Irish Times view on the EU economy: fighting back against pandemic

Collective effort marks a significant step up in integration

The EU’s institutions are pulling in the same direction in a collective economic effort. Photograph Nick Bradshaw/The Irish Times

The EU’s institutions are pulling in the same direction in a collective economic effort. Photograph Nick Bradshaw/The Irish Times

 

The European Central Bank (ECB) is on Friday expected to report a third consecutive month of deflation in the euro zone – something it has done only twice before. Its current 3.1 per cent fourth-quarter prediction for economic growth across the zone looks increasingly untenable.
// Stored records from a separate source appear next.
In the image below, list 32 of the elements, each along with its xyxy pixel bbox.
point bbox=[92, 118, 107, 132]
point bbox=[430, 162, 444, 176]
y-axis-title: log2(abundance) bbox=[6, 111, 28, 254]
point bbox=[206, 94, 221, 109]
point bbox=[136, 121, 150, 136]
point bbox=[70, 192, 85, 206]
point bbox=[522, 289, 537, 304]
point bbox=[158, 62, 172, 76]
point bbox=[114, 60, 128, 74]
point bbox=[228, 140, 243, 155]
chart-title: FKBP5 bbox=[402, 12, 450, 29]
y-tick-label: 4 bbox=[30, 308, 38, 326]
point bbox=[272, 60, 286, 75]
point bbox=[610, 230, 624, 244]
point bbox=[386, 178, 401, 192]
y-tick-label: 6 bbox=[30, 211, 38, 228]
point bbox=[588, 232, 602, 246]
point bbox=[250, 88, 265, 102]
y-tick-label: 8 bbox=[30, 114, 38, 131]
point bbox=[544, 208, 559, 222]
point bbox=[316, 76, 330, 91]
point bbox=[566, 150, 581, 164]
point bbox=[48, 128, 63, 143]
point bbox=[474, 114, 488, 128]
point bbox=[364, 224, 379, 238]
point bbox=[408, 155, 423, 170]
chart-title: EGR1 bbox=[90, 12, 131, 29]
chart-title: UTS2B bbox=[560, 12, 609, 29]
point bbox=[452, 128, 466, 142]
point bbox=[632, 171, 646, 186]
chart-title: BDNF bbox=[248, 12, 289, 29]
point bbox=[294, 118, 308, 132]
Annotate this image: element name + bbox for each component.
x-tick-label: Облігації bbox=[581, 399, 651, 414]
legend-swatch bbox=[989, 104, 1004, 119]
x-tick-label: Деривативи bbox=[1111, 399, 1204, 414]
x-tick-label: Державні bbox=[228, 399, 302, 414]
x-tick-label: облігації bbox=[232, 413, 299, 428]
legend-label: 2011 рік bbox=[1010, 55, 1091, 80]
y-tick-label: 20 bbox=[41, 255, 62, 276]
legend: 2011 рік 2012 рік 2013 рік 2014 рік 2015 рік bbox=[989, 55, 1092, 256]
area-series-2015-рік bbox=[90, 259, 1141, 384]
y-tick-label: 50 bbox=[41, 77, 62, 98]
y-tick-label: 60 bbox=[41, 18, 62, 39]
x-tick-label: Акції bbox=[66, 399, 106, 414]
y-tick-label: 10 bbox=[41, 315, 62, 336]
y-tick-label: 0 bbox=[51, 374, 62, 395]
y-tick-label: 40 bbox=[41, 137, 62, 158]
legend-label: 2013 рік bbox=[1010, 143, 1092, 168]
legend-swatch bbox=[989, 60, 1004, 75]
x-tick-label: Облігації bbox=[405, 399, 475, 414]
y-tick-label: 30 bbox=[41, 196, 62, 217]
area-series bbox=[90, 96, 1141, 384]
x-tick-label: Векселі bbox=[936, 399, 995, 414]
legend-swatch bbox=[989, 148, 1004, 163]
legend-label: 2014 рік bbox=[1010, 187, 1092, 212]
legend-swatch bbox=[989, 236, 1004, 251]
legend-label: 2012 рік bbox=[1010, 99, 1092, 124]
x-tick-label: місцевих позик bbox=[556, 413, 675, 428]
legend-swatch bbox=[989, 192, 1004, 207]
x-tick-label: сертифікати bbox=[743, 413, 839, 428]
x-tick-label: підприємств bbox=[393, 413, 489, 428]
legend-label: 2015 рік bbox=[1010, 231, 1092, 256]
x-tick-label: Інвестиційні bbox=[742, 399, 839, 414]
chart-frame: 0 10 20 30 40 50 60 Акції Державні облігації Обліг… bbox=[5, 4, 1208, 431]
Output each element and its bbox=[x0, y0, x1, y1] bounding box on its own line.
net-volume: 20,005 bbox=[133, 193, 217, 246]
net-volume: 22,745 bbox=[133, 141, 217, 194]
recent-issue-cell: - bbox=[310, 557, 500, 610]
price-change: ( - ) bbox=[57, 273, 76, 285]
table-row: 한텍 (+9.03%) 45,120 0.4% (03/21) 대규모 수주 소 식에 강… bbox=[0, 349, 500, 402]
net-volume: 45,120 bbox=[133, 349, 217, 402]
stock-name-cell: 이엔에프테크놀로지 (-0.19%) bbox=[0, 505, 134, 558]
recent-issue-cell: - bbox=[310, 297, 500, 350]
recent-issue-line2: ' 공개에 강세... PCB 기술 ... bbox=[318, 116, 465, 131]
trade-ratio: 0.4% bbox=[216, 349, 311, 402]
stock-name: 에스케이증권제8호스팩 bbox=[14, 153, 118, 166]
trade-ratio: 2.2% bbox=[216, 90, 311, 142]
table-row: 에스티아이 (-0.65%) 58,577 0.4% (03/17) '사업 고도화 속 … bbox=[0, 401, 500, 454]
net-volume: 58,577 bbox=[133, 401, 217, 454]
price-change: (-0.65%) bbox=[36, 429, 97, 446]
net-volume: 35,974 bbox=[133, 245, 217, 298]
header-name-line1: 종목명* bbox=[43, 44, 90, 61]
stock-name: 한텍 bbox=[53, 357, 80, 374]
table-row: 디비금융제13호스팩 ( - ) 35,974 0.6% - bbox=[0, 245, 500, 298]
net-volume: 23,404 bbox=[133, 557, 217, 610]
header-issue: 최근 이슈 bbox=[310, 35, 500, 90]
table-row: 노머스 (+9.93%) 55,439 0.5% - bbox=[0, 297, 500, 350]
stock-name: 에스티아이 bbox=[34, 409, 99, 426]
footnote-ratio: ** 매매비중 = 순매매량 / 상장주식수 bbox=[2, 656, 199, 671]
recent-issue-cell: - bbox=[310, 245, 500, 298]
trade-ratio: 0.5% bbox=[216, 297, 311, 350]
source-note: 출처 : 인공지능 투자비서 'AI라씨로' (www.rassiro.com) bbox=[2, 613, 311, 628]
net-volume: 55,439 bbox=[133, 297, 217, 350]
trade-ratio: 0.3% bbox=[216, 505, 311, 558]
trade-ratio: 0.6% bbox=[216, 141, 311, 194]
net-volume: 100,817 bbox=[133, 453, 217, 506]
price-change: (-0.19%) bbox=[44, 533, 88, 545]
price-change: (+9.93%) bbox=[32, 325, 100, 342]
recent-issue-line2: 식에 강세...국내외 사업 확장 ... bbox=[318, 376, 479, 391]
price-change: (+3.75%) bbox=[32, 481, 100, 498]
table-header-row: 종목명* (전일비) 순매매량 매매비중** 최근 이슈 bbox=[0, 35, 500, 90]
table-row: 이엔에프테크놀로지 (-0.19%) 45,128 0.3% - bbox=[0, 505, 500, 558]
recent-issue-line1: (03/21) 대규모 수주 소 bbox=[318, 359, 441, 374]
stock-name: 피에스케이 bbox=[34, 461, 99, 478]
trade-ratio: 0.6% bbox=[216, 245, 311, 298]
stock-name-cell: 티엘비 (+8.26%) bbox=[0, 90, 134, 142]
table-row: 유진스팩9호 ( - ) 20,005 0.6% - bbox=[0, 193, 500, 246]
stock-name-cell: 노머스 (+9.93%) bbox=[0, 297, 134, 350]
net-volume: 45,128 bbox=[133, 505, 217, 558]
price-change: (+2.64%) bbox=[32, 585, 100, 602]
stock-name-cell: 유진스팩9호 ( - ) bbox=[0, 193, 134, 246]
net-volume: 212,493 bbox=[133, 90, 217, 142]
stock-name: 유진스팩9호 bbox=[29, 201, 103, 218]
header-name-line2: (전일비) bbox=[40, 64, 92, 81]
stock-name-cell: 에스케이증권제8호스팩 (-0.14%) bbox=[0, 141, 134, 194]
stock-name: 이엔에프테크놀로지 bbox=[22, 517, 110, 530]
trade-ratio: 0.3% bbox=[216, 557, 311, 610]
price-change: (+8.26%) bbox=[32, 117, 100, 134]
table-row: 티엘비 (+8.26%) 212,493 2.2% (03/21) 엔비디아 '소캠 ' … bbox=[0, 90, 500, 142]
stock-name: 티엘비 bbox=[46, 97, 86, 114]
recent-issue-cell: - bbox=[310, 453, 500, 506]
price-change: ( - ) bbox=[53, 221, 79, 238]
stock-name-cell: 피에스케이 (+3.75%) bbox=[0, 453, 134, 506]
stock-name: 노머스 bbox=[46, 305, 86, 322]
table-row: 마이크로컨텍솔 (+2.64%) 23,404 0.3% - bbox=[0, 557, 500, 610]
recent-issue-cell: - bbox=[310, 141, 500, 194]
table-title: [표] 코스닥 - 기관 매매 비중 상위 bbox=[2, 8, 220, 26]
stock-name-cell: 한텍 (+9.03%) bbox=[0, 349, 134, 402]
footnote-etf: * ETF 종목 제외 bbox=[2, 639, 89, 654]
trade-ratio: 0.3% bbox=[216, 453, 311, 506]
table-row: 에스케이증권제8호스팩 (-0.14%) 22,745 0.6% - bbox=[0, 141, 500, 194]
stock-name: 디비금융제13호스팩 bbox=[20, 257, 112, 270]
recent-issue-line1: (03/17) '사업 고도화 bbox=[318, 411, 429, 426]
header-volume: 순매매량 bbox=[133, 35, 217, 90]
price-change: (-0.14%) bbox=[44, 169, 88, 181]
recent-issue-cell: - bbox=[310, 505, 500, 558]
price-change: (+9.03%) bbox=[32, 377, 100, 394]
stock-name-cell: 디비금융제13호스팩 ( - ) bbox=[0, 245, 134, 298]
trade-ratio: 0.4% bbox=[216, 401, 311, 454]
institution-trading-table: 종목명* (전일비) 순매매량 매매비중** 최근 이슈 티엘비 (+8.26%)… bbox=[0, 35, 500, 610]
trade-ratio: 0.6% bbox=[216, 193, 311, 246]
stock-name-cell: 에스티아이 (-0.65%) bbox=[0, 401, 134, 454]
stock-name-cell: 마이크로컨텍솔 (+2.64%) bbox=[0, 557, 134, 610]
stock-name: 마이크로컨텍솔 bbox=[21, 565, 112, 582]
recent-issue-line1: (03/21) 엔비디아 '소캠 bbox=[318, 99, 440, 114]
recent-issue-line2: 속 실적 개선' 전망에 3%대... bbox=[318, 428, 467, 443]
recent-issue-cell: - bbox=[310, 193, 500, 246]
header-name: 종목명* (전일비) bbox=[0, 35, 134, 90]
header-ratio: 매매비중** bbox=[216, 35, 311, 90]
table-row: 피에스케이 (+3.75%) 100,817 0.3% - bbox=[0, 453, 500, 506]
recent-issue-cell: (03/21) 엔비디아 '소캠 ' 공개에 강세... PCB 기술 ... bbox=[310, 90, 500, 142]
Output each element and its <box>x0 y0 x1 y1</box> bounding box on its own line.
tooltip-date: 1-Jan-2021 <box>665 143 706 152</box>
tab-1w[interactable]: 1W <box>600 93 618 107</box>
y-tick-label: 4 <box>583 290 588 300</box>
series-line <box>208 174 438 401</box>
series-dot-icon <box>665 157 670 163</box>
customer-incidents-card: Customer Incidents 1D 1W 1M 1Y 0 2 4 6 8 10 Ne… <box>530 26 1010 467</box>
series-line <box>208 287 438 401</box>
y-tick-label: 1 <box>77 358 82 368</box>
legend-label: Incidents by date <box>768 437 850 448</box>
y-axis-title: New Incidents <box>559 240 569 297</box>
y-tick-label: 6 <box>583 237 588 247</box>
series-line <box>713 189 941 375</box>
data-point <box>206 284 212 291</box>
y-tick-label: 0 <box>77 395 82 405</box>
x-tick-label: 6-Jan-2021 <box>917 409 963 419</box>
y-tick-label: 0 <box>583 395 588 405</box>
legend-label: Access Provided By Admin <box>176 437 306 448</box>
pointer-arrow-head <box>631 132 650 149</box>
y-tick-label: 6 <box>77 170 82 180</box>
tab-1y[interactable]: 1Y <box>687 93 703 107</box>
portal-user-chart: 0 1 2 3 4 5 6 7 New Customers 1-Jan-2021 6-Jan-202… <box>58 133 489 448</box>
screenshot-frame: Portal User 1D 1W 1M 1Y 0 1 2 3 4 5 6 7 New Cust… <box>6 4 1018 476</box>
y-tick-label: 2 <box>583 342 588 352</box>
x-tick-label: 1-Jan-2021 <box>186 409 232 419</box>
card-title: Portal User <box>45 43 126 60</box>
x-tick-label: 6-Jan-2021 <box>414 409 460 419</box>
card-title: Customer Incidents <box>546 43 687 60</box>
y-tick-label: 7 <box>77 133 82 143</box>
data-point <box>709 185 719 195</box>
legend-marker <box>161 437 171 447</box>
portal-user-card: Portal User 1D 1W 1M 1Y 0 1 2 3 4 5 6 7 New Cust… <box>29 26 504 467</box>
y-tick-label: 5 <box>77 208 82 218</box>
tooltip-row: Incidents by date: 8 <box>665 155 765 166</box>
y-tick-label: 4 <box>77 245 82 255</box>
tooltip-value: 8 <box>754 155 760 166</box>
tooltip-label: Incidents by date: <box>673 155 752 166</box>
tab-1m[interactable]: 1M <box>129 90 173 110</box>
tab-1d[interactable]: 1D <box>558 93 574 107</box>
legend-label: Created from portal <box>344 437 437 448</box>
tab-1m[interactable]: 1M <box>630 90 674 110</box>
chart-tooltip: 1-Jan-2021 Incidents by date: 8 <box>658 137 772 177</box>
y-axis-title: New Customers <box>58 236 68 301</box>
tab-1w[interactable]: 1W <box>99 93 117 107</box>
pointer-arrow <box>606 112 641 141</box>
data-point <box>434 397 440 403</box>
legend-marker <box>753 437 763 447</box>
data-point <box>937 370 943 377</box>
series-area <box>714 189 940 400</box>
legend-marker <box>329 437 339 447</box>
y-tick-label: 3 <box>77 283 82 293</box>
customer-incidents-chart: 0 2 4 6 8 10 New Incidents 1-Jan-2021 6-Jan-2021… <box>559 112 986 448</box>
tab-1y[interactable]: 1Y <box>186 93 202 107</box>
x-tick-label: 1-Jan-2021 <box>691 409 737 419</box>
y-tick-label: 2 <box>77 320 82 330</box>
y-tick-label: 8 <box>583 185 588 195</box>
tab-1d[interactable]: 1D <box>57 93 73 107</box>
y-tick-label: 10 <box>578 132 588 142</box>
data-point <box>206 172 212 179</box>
But analysts don’t expect the bank to row in with another stimulus or quantitative easing package, yet. Perhaps in December.

ECB president Christine Lagarde is likely to report a small downturn in inflation and a rise in the value of the euro, but economists fear that the European economy may have entered a Japanese-style cycle of weak growth, negative interest rates and sub-zero inflation. They warn of a “lowflation trap” – bad news for investment – and the ECB has admitted that deflation is likely to last until early next year, when it hopes a reversal of German tax cuts will boost prices.

It is clear that the new round of anti-coronavirus measures, with curfews in France, Italy and Spain, and Level 5 restrictions in Ireland, will undermine a tentative recovery in the euro zone which saw GDP grow by some 10 per cent between the second and third quarters, after deep recession in the first half of the year.

The EU’s institutions are pulling in the same direction in a collective economic effort that marks a significant step up in integration

The anti-recession armoury of the EU and the ECB has been enormously strengthened in the couple of years since Lagarde’s predecessor, Mario Draghi, broke with the bank’s hands-off strategy and embraced quantitative easing. New ground was also broken in July when EU leaders agreed to a €750 billion recovery fund and to permit the European Commission to undertake large-scale borrowing for the first time in its history. That involves handing out €390 billion to member states as non-repayable grants.

Lagarde is encouraging member states to consider turning the joint-debt instruments into permanent tools, although many see that as a federalising step too far.

Last week, the European Commission issued a hugely successful social bond aimed at programmes for workers displaced by the pandemic – €17 billion issuance in total with record demand of €233 billion – demonstrating that the EU can indeed raise money relatively easily to help support the economy.

The ECB’s own commitment to assisting the recovery involves a €1.35 trillion bond-buying programme and a willingness to accept bonds as collateral even if they were downgraded below investment grade status after the pandemic started. It has also begun lending money to banks at rates as low as minus 1 per cent.

Difficult talks on the shape and scope of the recovery fund are underway with the European Parliament and aid may be slow coming to member states. But the EU’s institutions are pulling in the same direction in a collective economic effort that marks a significant step up in integration.